Wer auch morgen die besten Autos auf die Straße bringen will, muss sich heute um die nächste Generation von jungen Ingenieuren, Naturwissenschaftlern und Maschinenbauern kümmern. Deshalb ist das Thema Bildung für Prof. Dr. Martin Winterkorn Chefsache. Bei einer Technikstunde der etwas anderen Art richtet er gemeinsam mit Schülern einer zwölften Klasse den Blick in die Zukunft der Mobilität – und von Volkswagen.

Technikstunde (Foto)

Hannah mag den neuen Beetle1. Prashanth will lieber einen Scirocco2 fahren, und Daniel fände einen Bentley nicht schlecht. Leo hingegen setzt voll auf Carsharing und öffentliche Verkehrsmittel. Noch hat keiner der Zwölftklässler den Führerschein in der Tasche, ihr Interesse an Mobilitätsfragen ist gleichwohl groß. Zusammen mit sechs weiteren Schülern der Internationalen Schule Hannover warten sie im Wolfsburger Wissenschaftsmuseum phaeno auf Martin Winterkorn, den Vorstandsvorsitzenden von Volkswagen. Gemeinsam ist ihnen das Interesse an den Naturwissenschaften: Alle Schüler haben mindestens einen Leistungskurs in Biologie, Chemie oder Physik belegt.

Dann ist Winterkorn da, schüttelt jedem die Hand und bekennt erst einmal, dass er sich als Schüler manchmal lieber um Fußball als ums Lernen gekümmert habe. Mit einem Lachen beginnt die Unterrichtsstunde zum Auto der Zukunft. Es geht um praktische Anschauung und um Dialog bei dem Treffen zwischen den jungen Leuten, die kurz vor dem Abitur stehen, und dem Konzernlenker, der Verantwortung für zehn Marken und über 90 Werke auf der ganzen Welt trägt.

„Am wichtigsten sind ganz klar unsere Kunden. Für sie müssen wir die besten, sichersten und umweltfreundlichsten Autos bauen.“ Prof. Dr. Martin Winterkorn, Vorsitzender des Vorstands der Volkswagen Aktiengesellschaft (Zitat)
Prof. Dr. Martin Winterkorn unterhält sich mit jungen Menschen (Foto)

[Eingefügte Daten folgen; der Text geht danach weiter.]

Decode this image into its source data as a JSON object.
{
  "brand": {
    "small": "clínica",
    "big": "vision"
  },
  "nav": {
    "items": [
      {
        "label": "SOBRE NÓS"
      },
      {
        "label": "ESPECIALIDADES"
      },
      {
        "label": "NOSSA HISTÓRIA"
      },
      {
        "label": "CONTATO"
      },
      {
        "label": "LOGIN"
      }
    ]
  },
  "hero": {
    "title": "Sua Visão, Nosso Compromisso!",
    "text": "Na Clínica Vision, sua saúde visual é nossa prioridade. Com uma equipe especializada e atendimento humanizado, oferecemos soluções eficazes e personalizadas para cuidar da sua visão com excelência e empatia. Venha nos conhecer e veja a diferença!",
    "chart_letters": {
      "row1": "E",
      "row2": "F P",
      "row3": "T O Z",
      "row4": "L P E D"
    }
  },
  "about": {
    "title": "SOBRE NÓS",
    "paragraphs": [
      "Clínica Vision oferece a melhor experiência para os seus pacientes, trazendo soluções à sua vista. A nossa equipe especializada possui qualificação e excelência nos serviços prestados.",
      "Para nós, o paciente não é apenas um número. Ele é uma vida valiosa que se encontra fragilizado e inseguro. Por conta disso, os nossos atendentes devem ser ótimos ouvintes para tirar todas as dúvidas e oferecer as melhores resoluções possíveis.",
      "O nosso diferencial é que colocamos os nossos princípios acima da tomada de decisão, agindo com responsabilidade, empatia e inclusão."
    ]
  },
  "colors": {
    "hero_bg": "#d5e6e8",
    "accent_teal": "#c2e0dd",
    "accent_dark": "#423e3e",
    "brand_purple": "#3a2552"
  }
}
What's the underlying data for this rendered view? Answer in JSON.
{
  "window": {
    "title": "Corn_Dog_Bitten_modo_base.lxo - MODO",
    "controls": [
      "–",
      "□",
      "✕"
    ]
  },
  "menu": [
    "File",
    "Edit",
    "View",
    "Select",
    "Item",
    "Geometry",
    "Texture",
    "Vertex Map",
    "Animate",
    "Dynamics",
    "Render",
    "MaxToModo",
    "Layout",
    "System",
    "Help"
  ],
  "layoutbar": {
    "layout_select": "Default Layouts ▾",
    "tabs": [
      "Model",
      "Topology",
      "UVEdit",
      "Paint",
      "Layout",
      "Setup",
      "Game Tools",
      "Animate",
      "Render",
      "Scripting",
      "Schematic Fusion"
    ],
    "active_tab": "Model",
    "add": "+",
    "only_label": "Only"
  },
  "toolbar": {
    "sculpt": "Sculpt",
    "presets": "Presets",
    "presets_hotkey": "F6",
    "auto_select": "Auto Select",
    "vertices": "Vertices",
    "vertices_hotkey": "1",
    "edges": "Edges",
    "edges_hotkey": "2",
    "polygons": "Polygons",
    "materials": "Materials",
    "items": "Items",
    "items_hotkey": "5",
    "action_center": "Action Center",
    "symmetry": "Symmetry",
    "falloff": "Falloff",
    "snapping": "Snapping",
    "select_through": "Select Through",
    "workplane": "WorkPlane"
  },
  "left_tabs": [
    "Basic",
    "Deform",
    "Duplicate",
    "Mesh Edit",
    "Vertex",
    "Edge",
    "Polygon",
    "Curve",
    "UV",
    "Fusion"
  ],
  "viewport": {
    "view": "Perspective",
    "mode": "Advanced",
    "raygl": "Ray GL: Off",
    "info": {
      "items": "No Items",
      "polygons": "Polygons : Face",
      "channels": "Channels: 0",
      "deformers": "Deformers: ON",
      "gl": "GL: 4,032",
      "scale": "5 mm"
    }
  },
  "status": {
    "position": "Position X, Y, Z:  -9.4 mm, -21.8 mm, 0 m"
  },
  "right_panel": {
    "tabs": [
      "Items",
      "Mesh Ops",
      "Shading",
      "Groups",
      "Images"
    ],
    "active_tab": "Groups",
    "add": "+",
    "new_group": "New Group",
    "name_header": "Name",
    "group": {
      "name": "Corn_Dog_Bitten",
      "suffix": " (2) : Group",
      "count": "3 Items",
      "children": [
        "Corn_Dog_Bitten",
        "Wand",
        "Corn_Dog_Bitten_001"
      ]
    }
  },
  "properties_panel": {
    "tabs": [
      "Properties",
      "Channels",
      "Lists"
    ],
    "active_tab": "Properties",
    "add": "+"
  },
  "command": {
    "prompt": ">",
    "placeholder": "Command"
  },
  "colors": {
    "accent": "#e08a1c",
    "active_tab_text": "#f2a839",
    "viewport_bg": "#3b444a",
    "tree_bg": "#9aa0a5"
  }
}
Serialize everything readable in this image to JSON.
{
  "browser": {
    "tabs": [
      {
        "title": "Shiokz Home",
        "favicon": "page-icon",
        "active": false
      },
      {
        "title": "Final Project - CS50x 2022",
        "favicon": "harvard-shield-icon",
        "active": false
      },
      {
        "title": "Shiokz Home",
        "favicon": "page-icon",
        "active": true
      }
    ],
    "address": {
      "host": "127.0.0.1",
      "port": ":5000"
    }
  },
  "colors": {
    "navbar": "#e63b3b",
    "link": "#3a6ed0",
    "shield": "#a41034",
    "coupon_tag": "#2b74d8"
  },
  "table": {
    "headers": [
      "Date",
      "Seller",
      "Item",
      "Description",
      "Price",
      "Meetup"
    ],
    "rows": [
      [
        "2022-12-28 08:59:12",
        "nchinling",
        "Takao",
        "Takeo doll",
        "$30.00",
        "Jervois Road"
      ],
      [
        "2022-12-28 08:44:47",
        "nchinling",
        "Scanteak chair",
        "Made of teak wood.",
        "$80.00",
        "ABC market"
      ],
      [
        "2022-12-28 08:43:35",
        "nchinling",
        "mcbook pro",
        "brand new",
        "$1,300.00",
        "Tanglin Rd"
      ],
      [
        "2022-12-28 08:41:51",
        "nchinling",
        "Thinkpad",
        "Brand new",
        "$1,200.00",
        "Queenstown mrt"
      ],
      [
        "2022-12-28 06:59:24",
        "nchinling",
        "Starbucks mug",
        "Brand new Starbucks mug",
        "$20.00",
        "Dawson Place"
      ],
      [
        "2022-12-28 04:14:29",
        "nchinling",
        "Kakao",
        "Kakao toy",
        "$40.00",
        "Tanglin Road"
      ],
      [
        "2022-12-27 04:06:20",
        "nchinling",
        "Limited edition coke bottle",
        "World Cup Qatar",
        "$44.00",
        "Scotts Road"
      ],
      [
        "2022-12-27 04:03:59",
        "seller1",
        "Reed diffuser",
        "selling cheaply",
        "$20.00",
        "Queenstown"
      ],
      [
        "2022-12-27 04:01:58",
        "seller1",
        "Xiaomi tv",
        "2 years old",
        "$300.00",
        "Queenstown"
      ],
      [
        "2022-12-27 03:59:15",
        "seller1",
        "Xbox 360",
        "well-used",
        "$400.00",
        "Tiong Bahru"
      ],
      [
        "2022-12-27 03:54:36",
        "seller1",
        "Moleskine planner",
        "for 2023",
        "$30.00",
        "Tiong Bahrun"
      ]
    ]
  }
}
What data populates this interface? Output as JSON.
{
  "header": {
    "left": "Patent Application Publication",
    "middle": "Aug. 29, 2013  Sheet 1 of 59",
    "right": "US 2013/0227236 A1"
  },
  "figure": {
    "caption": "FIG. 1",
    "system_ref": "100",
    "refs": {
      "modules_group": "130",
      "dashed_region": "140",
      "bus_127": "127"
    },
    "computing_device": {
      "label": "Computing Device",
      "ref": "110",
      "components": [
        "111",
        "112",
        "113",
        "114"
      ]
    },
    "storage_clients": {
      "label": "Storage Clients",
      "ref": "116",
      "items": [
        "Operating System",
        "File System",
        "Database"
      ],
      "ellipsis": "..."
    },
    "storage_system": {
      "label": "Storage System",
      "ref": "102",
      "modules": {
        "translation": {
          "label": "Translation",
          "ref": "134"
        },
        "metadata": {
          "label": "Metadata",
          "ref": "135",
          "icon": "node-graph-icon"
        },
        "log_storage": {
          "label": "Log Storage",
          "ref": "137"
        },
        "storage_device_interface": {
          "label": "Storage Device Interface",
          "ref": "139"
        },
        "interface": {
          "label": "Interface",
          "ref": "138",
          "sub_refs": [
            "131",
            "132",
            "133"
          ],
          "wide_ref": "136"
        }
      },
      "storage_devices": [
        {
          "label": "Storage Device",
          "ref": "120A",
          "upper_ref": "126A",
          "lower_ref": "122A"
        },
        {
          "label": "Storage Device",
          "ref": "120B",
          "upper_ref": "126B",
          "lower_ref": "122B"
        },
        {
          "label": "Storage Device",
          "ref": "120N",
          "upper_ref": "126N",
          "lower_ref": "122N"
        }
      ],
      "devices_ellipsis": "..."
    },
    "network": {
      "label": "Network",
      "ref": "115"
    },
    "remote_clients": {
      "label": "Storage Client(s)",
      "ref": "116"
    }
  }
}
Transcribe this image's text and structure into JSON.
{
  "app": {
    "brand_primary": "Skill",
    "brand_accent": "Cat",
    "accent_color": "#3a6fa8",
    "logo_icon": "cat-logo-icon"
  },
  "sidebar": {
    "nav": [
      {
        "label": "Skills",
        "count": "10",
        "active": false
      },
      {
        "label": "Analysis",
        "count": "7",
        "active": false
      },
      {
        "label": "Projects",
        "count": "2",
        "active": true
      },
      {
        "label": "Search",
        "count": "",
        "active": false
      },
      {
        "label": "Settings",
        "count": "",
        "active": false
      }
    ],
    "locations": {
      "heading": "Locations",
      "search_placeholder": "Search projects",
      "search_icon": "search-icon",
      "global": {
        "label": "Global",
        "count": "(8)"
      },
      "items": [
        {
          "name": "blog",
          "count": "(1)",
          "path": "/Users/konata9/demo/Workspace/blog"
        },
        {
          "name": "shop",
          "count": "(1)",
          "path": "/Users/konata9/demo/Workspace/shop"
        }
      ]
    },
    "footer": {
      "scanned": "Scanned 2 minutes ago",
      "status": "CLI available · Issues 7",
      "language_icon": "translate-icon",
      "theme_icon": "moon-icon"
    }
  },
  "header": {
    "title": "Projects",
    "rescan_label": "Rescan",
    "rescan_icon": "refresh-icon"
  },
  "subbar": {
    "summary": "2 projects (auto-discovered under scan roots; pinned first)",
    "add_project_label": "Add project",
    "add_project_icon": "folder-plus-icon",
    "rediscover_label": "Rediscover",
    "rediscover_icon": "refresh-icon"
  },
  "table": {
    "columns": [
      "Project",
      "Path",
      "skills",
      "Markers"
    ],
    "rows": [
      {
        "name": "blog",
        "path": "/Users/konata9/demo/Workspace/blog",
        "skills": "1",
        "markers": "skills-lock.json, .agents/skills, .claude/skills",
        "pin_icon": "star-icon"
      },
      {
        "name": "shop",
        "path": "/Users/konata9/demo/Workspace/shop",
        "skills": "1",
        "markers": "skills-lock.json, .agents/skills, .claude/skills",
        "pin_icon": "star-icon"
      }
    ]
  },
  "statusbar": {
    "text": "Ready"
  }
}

„Größe oder technischer Fortschritt – was ist für Volkswagen wichtiger?“, hinterfragt Daniel gleich zu Beginn die Strategie 2018 des Autobauers. „Am wichtigsten sind ganz klar unsere Kunden. Für sie müssen wir die besten, sichersten und umweltfreundlichsten Autos bauen“, erklärt Winterkorn. „Das kann man nur mit zufriedenen Mitarbeitern. Und natürlich müssen wir Geld verdienen, damit wir uns die notwendigen Investitionen in die Zukunft leisten können.“ Er verweist darauf, dass Volkswagen jährlich weit über sechs Milliarden Euro in die Forschung und Entwicklung investiert. Unwichtig sei Größe aber trotzdem nicht, denn die führe zu Kosteneinsparungen. „Dieses Geld fließt dann auch in effiziente, neue Technologien.“ Zum Beispiel in Antriebe, die immer weniger Kraftstoff verbrauchen: So bietet der Volkswagen Konzern schon heute mehr als 150 Modellvarianten mit einem CO2-Ausstoß von weniger als 120 Gramm pro Kilometer. 26 Fahrzeuge liegen sogar unter der 100-Gramm-Grenze –und verbrauchen damit kaum mehr als drei Liter Kraftstoff auf 100 Kilometer.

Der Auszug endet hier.